Thursday, May 17, 2001

When I was young, feeling my oats, and not very sensitive, I asked this question of my sister and the folks in a Christian discussion group: If you knew for sure that Jesus had never lived, how would it affect your faith?

Quite a bomb-shell. Every person pretty much answered the same. That fact would destroy their faith. They would feel that they had been lied to, that the living God in Jesus was the reason they believed. I asked further if the words of Jesus would be any less true, any less meaningful if they had been spoken by someone else? Again the answer was unanimous - the words would be meaningless, regardless of how pretty, without the man.

I was stunned, if not suprized, by their answers. To me, the words are everything - what I learn, what becomes part of me, what I become, are all that's important. I've seen relationships fall apart, and even though the person wronged or hurt learned a great deal about themselves, and had opened up and loved, they chose to shut off all the positive aspects and then hate the person. They would state that they didn't really love that person, since the person turned out not to be what they hoped for.
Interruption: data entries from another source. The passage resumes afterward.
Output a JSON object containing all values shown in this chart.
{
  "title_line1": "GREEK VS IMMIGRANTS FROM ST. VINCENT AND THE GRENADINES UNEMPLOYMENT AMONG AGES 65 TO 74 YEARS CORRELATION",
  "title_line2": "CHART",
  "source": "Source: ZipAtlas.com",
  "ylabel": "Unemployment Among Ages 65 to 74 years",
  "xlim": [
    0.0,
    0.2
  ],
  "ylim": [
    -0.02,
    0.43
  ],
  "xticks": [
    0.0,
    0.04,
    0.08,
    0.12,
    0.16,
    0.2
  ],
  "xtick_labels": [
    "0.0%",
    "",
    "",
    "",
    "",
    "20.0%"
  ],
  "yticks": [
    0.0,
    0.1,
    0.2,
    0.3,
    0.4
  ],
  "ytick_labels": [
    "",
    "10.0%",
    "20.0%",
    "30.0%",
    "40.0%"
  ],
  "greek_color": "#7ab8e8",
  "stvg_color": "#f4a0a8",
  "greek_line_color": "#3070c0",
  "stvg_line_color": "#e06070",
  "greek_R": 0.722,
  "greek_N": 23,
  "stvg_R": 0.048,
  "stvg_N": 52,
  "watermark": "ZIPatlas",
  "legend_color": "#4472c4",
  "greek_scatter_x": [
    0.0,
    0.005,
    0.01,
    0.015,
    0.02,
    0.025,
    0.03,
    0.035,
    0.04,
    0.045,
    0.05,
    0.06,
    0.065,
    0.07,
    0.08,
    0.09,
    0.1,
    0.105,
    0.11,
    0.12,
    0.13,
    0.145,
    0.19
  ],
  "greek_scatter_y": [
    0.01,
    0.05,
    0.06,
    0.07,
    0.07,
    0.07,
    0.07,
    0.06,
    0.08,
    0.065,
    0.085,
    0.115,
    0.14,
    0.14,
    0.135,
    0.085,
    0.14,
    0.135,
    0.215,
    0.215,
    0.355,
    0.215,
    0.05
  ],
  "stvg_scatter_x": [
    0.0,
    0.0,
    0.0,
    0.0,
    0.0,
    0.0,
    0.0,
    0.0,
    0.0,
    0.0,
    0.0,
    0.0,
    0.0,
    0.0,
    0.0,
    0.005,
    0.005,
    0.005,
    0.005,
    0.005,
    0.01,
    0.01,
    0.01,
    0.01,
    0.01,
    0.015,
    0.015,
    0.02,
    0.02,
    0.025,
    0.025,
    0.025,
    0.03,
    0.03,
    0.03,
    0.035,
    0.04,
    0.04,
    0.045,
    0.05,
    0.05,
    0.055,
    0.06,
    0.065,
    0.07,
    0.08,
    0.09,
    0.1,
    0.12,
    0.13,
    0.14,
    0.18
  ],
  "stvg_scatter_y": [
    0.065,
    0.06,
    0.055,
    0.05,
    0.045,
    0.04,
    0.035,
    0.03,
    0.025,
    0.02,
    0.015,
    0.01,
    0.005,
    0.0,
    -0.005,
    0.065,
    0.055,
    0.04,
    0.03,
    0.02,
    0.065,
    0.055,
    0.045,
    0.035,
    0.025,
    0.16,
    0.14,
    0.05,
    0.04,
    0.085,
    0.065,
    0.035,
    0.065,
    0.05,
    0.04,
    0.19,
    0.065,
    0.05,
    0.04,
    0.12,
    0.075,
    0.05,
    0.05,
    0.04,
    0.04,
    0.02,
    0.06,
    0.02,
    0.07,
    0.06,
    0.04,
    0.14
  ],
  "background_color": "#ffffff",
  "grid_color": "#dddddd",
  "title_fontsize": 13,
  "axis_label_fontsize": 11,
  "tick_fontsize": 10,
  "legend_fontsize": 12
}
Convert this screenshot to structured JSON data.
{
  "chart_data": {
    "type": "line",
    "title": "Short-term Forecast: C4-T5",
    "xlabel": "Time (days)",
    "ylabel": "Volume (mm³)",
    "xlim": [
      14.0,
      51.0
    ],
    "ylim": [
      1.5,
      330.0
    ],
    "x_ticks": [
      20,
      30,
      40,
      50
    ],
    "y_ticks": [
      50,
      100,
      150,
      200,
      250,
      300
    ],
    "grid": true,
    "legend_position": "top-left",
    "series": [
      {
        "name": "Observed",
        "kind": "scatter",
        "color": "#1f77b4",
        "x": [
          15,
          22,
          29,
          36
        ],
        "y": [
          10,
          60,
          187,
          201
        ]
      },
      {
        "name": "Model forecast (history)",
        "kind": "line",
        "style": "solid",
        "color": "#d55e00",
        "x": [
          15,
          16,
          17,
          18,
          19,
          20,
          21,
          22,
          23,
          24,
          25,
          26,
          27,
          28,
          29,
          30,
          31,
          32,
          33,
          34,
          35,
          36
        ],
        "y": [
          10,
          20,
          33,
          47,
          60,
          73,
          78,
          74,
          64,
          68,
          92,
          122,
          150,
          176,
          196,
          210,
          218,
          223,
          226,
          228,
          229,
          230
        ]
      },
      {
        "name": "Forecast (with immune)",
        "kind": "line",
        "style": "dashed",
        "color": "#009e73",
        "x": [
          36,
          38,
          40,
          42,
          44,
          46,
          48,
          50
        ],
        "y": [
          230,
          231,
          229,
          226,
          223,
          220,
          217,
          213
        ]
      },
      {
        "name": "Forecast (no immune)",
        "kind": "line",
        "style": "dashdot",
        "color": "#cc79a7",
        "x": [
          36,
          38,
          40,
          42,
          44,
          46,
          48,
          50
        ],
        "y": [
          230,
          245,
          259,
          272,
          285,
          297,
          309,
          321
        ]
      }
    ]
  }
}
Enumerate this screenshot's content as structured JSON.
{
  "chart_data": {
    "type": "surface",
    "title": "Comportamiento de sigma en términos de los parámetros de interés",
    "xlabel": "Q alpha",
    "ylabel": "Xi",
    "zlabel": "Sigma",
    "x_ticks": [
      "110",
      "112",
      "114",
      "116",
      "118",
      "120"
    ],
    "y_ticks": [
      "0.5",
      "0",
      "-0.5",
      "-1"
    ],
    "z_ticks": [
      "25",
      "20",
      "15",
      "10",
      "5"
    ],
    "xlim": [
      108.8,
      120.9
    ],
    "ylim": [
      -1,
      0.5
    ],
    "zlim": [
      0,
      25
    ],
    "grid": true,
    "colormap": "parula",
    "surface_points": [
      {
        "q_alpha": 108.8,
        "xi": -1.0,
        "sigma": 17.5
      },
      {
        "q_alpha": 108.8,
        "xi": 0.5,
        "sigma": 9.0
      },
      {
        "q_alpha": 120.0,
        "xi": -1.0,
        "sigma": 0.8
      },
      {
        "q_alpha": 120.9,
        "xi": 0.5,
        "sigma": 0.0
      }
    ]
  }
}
I think we have a choice. Afterall, even when we're hurt, the person who is deceitful or hurtful is the one with the problem - not us. When we love, open ourselves to the potential of hurt, we can grow and deepen our feelings of love and peace. We can continue to hold the love and the lessons, even when the actions of another may hurt us. The disappointment in a person might remain, but our capacity to love and the lessons that brings are too valuable to throw away.

Looking within when we feel pain, and finding the root of why we hurt, but also the lesson it can contain is a choice we can have the courage to make.